There is a big difference between being something, and doing something. It might be the difference between doing something as a hobby, and actually being someone who is something. For example, I may have farm animals (chickens) in my back yard, and feed them and collect the eggs, maintain their enclosure, but that doesn’t make me a farmer. I do some things associate with farmers (well, some types of farmers, anyway) but that isn’t the same as being a farmer. Because being a farmer isn’t just about what you do, its about how you think, what you think about, how you prioritise tasks, the things you value, the sort of things you give up in order to be a farmer.
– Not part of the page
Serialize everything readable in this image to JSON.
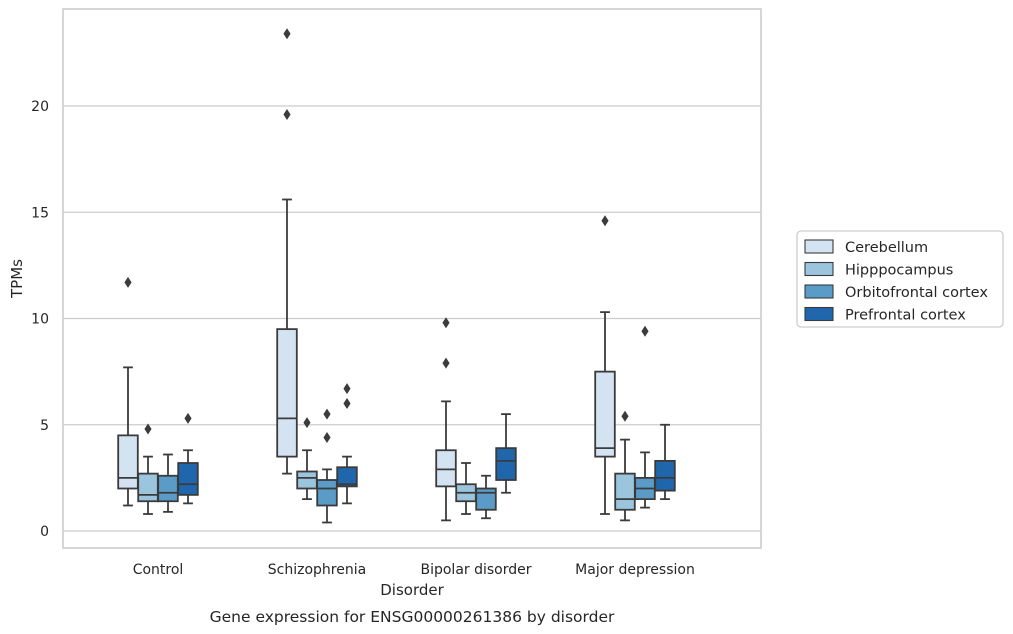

And so it is with being a Christian.
Doing Christian things isn’t the same as being a Christian. Being a Christian requires you to do Christian things, but doing Christian things doesn’t make you Christian. And Christians need to understand this.
Because there is a big difference between going to church each – or most, or even some – weeks, putting money in the offering – or have a regular direct deposit – and being a Christian. And the difference is not about going through a check list and ticking the box on more things you do – a bible study group, reading your Bible, and so on.
Being a Christian is about what you take delight in, about what you prioritise, what you give up in order to follow Jesus, what your mind turns to and what you make decisions on the basis of.
Do you take delight in hearing the word of God on Sunday? Do you listen to what is said in the sermon as the Word of God is explained, delighting in the things you learn about God, thinking about them during the week, and giving thanks to God for his greatness and mercy? Or is what you do merely “go to church”?
Is what you do “read your Bible”? (Or perhaps just say that reading your Bible is important?) Or do you think about what God reveals in the Bible? Reflect on it as a way of talking to God in conversation with Him? Let it shape your life? Change in response to what you read, and how you reflect on it?
There is a big difference between doing nice things to or for others, and being loving. Between politeness on Sunday, and loving others through the week.
All of this may sound a little like things to do, like another list, but they are actually about the attitude you have towards the things you do. Are the things you do just actions, or are they a part of who you are? Do they shape you and define you, and guide your decisions and motivations through your whole life?
None of us are always being Christian. We still struggle with sin, self-focus and selfishness. So we all need to think about what we do and why, and be corrected by the Word of God, our Spirit guided conscience, and the other members of the Body of Christ (the Church). We need to constantly evaluate whether we have slipped into just doing, instead of being. Not to do more. But to turn our focus back to Jesus, and find our joy in Him.